Re-posted 13 days ago


Job description

Job Summary:
Ascentt is building cutting-edge data analytics & AI/ML solutions for global automotive and manufacturing leaders. We are seeking a skilled Sr. Principal Data Scientist / Machine Learning Engineer to lead high-impact AI/ML projects, leveraging deep data science expertise to drive business value and client satisfaction.
Responsibilities:
• Serve as a primary technical expert and thought leader in Data Science and Machine Learning.
• Define and drive the technical strategy for AI/ML initiatives, identifying high-value opportunities for optimization, predictive analytics, and process improvement across diverse use cases.
• Architect and oversee the development of robust, scalable, and production-ready DS/ML models and solutions.
• Stay at the forefront of the latest advancements in DS/ML, especially those applicable to various industries and large-scale data problems.
• Lead end-to-end DS/ML projects, including requirements gathering, data exploration, model development, validation, deployment, and monitoring.
• Define project scope, timelines, and deliverables, ensuring successful execution within budget and schedule constraints.
• Mentor and guide junior and mid-level data scientists and ML engineers, fostering a culture of technical excellence and continuous learning.
• Drive MLOps best practices for reliable and efficient model deployment and lifecycle management.

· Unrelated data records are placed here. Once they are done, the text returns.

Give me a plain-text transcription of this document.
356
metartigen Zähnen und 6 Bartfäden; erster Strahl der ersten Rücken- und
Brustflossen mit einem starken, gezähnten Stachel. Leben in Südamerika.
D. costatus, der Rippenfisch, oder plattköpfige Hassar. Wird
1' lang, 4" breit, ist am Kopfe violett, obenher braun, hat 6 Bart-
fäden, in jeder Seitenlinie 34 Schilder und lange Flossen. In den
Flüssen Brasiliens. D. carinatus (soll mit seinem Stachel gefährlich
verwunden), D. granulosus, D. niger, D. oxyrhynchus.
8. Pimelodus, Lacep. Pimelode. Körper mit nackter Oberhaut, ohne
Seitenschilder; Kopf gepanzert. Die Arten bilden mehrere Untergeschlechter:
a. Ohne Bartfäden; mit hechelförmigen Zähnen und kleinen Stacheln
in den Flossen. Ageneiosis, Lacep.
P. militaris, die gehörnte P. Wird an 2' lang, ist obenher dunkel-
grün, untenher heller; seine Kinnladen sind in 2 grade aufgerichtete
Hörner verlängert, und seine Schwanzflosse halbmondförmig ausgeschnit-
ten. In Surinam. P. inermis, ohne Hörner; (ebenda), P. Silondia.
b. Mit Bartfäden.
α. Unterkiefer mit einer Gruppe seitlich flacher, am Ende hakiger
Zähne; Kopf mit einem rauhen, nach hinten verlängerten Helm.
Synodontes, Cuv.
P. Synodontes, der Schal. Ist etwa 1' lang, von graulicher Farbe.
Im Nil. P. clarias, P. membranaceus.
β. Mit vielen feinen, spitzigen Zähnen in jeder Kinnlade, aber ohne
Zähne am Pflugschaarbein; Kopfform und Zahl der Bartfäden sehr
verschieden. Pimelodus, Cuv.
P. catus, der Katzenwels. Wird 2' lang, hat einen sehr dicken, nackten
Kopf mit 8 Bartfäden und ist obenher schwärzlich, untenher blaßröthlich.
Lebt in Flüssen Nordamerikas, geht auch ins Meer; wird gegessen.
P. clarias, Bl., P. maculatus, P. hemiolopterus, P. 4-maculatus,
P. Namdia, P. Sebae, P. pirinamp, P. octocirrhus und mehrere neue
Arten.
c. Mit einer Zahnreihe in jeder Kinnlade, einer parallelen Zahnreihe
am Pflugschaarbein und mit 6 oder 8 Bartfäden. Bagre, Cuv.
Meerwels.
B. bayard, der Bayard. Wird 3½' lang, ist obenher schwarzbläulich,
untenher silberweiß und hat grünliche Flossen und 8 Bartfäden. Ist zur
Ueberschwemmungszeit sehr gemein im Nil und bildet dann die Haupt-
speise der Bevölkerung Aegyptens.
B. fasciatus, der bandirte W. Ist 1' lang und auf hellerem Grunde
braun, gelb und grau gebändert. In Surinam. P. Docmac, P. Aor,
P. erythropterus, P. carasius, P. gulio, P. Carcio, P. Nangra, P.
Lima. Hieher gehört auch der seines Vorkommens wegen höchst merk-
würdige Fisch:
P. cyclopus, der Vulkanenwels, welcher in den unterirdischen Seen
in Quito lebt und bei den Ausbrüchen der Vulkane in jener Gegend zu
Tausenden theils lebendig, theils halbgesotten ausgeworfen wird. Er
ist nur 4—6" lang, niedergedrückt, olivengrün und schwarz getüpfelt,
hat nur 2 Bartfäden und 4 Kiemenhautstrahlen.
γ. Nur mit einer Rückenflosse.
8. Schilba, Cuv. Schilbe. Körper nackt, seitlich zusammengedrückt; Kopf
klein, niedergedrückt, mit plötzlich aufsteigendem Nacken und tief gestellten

• Act as a trusted advisor to clients and internal stakeholders, understanding their business challenges and translating them into solvable DS/ML problems.

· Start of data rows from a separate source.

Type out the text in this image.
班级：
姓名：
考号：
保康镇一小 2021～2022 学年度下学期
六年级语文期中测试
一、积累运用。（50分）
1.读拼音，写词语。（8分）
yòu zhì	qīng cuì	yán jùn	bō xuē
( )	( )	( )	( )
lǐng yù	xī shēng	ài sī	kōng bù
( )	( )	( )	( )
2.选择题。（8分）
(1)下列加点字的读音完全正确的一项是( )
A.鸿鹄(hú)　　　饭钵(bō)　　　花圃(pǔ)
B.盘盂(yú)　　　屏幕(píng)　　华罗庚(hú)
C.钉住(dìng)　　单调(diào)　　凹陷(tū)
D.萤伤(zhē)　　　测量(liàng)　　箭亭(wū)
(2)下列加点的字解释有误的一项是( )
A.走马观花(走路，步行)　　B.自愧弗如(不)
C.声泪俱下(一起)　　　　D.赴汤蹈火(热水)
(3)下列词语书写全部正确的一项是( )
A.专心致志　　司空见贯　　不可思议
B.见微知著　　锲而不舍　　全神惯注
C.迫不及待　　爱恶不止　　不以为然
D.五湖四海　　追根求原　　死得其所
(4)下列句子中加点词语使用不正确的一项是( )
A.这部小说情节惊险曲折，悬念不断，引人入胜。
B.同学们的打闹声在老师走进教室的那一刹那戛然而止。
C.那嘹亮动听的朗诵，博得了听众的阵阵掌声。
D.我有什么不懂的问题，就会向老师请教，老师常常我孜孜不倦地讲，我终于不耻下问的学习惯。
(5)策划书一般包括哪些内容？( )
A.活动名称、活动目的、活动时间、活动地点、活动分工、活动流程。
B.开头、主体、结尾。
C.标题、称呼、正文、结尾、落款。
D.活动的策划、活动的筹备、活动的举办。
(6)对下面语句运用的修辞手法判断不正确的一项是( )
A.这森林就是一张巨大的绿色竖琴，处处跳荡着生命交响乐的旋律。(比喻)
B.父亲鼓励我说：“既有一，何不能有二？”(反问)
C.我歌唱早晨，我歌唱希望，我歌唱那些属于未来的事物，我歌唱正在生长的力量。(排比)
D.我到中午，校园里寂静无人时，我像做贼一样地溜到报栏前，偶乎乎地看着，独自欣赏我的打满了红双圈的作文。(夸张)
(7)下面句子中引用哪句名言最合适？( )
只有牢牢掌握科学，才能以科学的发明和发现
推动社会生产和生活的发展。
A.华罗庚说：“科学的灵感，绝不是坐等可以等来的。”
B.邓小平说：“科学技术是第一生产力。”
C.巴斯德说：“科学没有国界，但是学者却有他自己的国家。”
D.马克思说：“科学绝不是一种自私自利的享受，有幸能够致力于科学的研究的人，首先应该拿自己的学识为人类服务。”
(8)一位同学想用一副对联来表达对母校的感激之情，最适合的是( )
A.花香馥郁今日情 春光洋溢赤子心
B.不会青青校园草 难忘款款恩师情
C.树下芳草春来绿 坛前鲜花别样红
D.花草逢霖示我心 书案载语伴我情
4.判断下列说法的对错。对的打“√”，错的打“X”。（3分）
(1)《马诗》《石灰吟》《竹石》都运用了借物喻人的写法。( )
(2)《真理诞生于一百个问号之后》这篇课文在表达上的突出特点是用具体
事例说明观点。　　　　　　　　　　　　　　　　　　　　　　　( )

• Effectively communicate complex analytical findings, model performance, and business recommendations to both technical and non-technical audiences.
• Manage client expectations, present progress reports, and ensure stakeholder satisfaction.
• Facilitate workshops and discovery sessions to identify new opportunities for AI/ML adoption.
• Lead the identification, prioritization, and execution of complex AI/ML use cases that drive significant business impact.
• Apply deep analytical skills to dissect complex problems, derive actionable insights from data, and design innovative solutions.
• Develop and implement models for:
• Predictive Analytics: Forecasting, risk assessment, and anomaly detection.
• Optimization: Improving efficiency, resource allocation, and decision-making.
• Pattern Recognition: Identifying trends, segments, and relationships within large datasets.
• Automation: Leveraging ML for intelligent process automation and enhanced operational efficiency.
Qualifications:
Required:
• Master's or Ph.D. in Data Science, Machine Learning, Computer Science, Engineering, Operations Research, Statistics, or a related quantitative field.
• 8+ years of progressive experience in Data Science and Machine Learning roles, with at least 3-5 years in a leadership or principal-level capacity.
• Demonstrated experience leading multiple end-to-end DS/ML projects successfully from concept to production.
• Proven track record of managing client interactions, presenting technical solutions, and influencing strategic decisions.
• Expertise in Python programming (NumPy, Pandas, Scikit-learn, Keras/TensorFlow/PyTorch).
• Strong understanding of statistical modeling, experimental design, and hypothesis testing.
• Experience with cloud platforms (AWS, Azure, GCP) and MLOps principles.
• Excellent communication, interpersonal, and presentation skills.
Preferred:
• Experience with real-time data processing and streaming analytics.
• Knowledge of various industry verticals and their unique data challenges (e.g., finance, healthcare, retail, logistics, manufacturing).
• Experience with large-scale data architectures (e.g., data lakes, data warehouses, distributed computing).
• Publications or presentations in relevant fields.
Company:
Ascentt is an AI, ML and Data Science solutions provider serving enterprise customers. Founded in 2007, the company is headquartered in Plano, USA, with a team of 201-500 employees. The company is currently Growth Stage.